The same matrix hell that used to affect manufactured goods now afflicts software running in the datacenter:
There are so many different software stacks, and variations of these on top of that, running across disparate physical and virtual servers, both inside the enterprise and outside in the clouds, that programmers and system administrators are spending more time tracking changes than they are doing useful work. With Docker, the idea is to create a software analog of a shipping container, whereby the application developer only worries about what goes inside of the container and has an automated means of controlling and distributing changes to the code that runs inside groups of containers and the system administrator only worries about the outside of the container and making sure that the machines, virtual or physical, provide what is necessary for running that Docker container.
Docker implements what used to be called a virtual private server for Windows and Linux machines and what Sun Microsystems used to call a zone or container with its Solaris Unix variant. IBM called it a workload partition with its AIX Unix variant and Hewlett-Packard called it a HP-UX Containers for its Unix flavor. The idea remains the same no matter what you call it.
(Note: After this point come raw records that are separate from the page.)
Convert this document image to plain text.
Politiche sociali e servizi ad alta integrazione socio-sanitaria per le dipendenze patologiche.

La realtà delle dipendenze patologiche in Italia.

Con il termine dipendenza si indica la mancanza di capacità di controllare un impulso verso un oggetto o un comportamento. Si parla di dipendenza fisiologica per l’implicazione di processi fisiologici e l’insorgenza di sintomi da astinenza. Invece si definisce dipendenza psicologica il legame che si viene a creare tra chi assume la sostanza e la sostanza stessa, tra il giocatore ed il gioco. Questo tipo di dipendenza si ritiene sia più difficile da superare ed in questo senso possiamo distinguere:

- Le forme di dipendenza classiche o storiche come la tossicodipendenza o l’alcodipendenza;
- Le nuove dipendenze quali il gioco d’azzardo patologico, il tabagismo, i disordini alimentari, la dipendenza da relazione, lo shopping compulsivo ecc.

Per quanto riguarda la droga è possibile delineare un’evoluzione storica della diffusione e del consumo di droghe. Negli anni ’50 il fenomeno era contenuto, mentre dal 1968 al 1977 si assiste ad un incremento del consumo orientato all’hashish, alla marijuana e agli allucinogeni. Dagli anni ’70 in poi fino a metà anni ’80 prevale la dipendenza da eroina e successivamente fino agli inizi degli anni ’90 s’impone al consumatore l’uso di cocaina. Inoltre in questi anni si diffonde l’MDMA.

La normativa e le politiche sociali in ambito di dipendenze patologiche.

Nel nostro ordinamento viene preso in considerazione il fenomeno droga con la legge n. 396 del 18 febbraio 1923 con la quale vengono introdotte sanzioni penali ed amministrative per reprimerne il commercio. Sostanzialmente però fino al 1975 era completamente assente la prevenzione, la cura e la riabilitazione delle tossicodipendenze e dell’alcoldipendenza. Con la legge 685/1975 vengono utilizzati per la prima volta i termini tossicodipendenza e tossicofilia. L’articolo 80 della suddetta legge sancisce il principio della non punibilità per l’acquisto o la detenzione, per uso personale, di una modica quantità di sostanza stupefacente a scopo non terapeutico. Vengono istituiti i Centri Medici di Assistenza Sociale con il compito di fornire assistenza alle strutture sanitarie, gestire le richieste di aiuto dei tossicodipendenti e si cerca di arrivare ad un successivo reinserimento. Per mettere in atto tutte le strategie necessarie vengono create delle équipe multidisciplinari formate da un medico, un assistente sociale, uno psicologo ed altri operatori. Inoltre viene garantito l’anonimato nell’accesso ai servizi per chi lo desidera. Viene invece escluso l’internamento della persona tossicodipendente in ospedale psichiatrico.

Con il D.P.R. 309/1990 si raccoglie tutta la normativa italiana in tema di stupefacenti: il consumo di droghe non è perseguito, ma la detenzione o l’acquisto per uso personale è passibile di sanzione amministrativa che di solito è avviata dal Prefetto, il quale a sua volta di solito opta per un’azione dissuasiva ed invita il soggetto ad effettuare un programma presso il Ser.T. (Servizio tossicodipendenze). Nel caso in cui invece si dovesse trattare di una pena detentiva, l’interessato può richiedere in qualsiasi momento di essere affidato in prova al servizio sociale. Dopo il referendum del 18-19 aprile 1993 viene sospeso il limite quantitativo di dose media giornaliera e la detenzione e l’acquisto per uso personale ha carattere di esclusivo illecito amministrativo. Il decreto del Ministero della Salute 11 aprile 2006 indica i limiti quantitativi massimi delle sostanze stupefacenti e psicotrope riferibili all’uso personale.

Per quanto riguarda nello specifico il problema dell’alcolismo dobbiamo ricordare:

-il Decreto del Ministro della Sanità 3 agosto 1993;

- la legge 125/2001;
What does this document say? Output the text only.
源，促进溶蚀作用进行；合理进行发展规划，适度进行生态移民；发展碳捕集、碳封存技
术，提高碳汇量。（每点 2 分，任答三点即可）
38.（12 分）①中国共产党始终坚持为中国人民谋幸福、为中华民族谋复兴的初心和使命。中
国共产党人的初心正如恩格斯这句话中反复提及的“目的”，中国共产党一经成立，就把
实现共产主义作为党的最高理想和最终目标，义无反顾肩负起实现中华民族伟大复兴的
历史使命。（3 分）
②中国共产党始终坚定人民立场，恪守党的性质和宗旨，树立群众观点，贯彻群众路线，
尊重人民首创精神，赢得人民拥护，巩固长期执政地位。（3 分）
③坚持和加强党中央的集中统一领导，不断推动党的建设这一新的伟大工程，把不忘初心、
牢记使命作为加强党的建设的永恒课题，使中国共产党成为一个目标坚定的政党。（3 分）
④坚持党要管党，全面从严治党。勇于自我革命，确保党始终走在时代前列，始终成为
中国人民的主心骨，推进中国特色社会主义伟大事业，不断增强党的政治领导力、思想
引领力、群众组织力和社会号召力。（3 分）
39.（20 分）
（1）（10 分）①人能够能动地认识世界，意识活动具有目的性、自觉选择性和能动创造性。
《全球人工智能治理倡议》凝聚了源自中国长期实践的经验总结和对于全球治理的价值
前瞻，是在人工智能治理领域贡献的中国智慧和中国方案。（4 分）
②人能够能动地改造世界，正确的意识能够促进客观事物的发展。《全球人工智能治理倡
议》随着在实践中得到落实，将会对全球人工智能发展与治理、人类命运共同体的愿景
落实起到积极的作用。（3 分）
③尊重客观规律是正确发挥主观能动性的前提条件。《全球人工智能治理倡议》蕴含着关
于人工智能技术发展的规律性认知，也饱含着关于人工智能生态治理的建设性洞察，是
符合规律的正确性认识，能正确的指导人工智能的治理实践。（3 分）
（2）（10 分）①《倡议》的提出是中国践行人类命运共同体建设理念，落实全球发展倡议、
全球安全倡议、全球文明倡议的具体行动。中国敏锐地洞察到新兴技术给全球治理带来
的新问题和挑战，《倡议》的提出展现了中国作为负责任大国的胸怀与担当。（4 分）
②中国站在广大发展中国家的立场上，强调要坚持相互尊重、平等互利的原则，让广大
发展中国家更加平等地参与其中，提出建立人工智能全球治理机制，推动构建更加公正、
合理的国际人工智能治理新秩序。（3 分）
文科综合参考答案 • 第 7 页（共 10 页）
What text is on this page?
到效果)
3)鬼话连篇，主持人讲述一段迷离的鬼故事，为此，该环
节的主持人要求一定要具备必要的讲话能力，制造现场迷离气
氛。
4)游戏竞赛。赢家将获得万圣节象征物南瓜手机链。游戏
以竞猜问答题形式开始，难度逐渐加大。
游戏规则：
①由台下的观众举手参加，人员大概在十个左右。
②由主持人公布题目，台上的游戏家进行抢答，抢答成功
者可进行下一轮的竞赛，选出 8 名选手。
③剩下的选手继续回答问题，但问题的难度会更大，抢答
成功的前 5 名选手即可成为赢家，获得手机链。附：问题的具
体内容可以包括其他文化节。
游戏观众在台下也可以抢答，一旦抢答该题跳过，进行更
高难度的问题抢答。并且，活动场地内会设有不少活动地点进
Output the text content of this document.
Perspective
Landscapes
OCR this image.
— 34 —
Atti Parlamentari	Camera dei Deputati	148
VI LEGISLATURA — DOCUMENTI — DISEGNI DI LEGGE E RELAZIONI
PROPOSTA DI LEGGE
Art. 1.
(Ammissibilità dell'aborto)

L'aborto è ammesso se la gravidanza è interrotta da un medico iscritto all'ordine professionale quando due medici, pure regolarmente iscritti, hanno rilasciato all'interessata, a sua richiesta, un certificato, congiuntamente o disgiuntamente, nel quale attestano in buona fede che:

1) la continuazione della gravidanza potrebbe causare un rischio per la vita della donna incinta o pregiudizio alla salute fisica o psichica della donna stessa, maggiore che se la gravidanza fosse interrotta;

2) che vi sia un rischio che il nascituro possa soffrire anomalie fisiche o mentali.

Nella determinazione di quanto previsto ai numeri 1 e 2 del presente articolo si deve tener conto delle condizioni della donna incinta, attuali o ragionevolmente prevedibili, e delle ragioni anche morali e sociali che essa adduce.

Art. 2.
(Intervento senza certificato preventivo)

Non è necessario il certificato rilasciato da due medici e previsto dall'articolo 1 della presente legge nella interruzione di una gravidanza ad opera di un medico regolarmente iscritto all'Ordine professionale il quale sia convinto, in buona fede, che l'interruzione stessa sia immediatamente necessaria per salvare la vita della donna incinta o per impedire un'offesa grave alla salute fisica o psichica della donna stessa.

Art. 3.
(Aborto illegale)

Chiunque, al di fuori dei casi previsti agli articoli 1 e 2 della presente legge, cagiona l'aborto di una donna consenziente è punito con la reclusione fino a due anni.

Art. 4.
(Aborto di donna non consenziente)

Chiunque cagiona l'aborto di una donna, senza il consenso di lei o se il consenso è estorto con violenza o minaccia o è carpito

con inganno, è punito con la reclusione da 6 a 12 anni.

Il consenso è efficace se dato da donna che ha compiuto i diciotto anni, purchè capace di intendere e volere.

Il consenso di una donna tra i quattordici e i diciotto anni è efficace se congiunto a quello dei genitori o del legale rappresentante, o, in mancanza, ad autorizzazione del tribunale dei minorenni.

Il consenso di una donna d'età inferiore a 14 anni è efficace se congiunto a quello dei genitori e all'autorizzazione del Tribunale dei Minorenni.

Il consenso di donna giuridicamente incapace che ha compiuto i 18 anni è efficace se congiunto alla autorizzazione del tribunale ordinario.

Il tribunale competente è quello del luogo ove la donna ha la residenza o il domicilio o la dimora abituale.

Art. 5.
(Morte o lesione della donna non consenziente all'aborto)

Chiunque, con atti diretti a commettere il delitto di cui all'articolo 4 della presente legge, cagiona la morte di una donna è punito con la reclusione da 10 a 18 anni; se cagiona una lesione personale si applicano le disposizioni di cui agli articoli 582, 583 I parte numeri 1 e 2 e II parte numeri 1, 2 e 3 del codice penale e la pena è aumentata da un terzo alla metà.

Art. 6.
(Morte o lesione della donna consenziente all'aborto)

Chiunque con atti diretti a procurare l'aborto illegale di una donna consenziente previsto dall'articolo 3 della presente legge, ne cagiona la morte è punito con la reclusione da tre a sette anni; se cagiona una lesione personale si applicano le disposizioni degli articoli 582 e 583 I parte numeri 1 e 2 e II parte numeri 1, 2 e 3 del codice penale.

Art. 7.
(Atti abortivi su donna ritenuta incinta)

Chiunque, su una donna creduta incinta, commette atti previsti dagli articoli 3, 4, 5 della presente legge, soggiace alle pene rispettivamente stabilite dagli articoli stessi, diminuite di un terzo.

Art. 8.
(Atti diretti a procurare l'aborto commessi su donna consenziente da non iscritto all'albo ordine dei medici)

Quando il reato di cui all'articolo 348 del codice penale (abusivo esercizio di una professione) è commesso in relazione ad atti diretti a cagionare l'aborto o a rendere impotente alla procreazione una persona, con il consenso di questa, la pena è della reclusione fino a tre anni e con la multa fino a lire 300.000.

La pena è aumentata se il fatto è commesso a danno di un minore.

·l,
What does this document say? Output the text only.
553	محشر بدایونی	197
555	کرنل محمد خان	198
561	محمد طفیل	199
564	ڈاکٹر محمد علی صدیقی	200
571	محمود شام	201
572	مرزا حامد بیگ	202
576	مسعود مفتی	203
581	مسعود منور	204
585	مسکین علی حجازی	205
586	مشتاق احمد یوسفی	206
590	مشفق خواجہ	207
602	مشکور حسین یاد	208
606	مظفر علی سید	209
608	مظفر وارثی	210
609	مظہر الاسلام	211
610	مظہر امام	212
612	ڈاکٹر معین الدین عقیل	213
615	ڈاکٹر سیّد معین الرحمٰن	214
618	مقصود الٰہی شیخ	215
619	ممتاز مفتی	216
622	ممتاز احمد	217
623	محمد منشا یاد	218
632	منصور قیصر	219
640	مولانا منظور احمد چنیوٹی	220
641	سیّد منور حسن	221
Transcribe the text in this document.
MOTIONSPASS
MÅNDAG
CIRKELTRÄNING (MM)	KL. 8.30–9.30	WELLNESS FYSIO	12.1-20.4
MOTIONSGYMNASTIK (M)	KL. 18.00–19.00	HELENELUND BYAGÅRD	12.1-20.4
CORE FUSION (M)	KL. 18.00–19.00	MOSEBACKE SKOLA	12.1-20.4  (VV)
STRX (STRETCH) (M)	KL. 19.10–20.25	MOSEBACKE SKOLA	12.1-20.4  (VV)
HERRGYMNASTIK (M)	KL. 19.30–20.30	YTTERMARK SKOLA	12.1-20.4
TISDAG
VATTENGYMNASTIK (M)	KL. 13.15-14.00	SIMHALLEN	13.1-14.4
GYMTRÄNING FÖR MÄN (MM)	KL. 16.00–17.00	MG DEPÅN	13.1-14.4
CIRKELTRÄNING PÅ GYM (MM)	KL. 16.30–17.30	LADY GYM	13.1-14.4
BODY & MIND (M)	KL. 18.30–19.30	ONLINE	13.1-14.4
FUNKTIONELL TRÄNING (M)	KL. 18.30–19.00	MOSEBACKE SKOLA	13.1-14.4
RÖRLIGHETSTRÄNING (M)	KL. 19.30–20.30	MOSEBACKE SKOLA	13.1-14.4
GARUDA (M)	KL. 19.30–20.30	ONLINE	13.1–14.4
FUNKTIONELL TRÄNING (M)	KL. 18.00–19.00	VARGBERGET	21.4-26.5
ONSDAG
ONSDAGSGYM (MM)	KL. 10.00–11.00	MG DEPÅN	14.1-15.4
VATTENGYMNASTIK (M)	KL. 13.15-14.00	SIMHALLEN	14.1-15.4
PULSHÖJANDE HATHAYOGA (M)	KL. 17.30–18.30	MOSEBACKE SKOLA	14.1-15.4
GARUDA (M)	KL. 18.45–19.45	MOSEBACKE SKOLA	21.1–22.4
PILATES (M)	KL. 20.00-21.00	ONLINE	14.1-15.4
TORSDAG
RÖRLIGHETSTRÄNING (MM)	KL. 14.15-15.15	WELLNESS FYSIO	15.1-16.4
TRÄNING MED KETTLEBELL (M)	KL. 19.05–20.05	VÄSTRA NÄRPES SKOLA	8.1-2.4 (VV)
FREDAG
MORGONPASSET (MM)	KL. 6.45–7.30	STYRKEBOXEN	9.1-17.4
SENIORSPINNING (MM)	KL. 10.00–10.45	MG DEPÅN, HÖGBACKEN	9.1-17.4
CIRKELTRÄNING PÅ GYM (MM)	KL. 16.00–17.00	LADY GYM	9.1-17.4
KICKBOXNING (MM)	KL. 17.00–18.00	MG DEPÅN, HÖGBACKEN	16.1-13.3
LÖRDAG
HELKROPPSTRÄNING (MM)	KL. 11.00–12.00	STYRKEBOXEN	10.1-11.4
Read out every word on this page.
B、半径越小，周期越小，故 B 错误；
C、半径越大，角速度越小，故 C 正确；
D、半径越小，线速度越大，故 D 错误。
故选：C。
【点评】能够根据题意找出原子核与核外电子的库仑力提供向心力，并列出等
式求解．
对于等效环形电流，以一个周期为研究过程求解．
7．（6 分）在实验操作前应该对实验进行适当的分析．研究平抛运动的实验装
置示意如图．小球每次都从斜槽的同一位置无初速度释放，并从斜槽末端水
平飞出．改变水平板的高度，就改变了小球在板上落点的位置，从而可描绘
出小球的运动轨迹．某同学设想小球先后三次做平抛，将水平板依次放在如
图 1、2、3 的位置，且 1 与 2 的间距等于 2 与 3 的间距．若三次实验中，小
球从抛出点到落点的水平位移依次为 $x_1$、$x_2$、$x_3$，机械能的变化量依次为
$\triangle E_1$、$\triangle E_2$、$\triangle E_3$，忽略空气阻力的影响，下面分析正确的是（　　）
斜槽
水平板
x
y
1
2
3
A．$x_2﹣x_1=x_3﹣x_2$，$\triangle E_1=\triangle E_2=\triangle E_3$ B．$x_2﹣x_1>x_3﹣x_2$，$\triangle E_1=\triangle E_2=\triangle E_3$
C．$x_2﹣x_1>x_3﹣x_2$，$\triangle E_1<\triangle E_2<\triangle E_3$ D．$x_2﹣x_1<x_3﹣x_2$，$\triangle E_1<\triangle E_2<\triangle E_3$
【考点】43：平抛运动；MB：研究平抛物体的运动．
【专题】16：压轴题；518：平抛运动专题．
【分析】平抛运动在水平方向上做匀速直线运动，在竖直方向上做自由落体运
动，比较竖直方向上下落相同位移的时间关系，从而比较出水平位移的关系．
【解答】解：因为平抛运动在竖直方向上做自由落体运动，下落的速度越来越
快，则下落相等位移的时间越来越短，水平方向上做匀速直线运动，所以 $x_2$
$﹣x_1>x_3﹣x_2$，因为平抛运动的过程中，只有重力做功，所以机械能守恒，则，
Instead of putting a heavy-weight hypervisor on a machine and then carving it up into virtual machine partitions, each with their own full operating system and application stack, containers take a single operating system kernel and file system and carve it up into logical runtimes that look and feel like a full, complete instance of the operating system as far as the applications and security settings of each container are concerned. (There is a very detailed explanation of Docker at this link.) Docker is a bit different from these other containers in that it actually implements a separate root file system for each container.
The interesting thing about Docker is that it allows for modifying applications running inside of containers. So, for instance, you can package up the application code as well as Linux binaries and libraries and ship those around as a unit. Or you can just wrap the container around the application itself. You can also modify an application and package up the changes to that application and its binaries and libraries and distribute just those changes to existing Docker containers to update code. So this is a bit more sophisticated than running LXC containers on top of Linux. The other important thing is that if a developer creates code that runs on a Linux instance, that means it can run on any KVM or Xen virtual machine, LXC container, or bare-metal Linux that has the right binaries and libraries installed, and Docker is the means to make sure they are, in fact, installed.
The Docker project was started by dotCloud, a platform cloud provider frustrated by application portability issues. At the moment, Docker is in beta testing and is only at the 0.10 release level so it is definitely not production grade. That doesn't mean bleeding edge companies are not using it. (eBay and Cambridge Healthcare are, to name two companies that just can't wait.) The new Ubuntu Server 14.04 LTS release from Canonical, announced last week, supports Docker containers and so does the forthcoming Enterprise Linux 7 from Red Hat. And now, so does EC2 and Elastic Beanstalk.
It will be interesting to see what Microsoft does for Windows Server and the Azure cloud to create an analog for Docker. Companies definitely want a lighter-weight virtualization layer for some of their applications and companies operating at extreme scale most certainly want a better mechanism for distributing code changes across their infrastructure.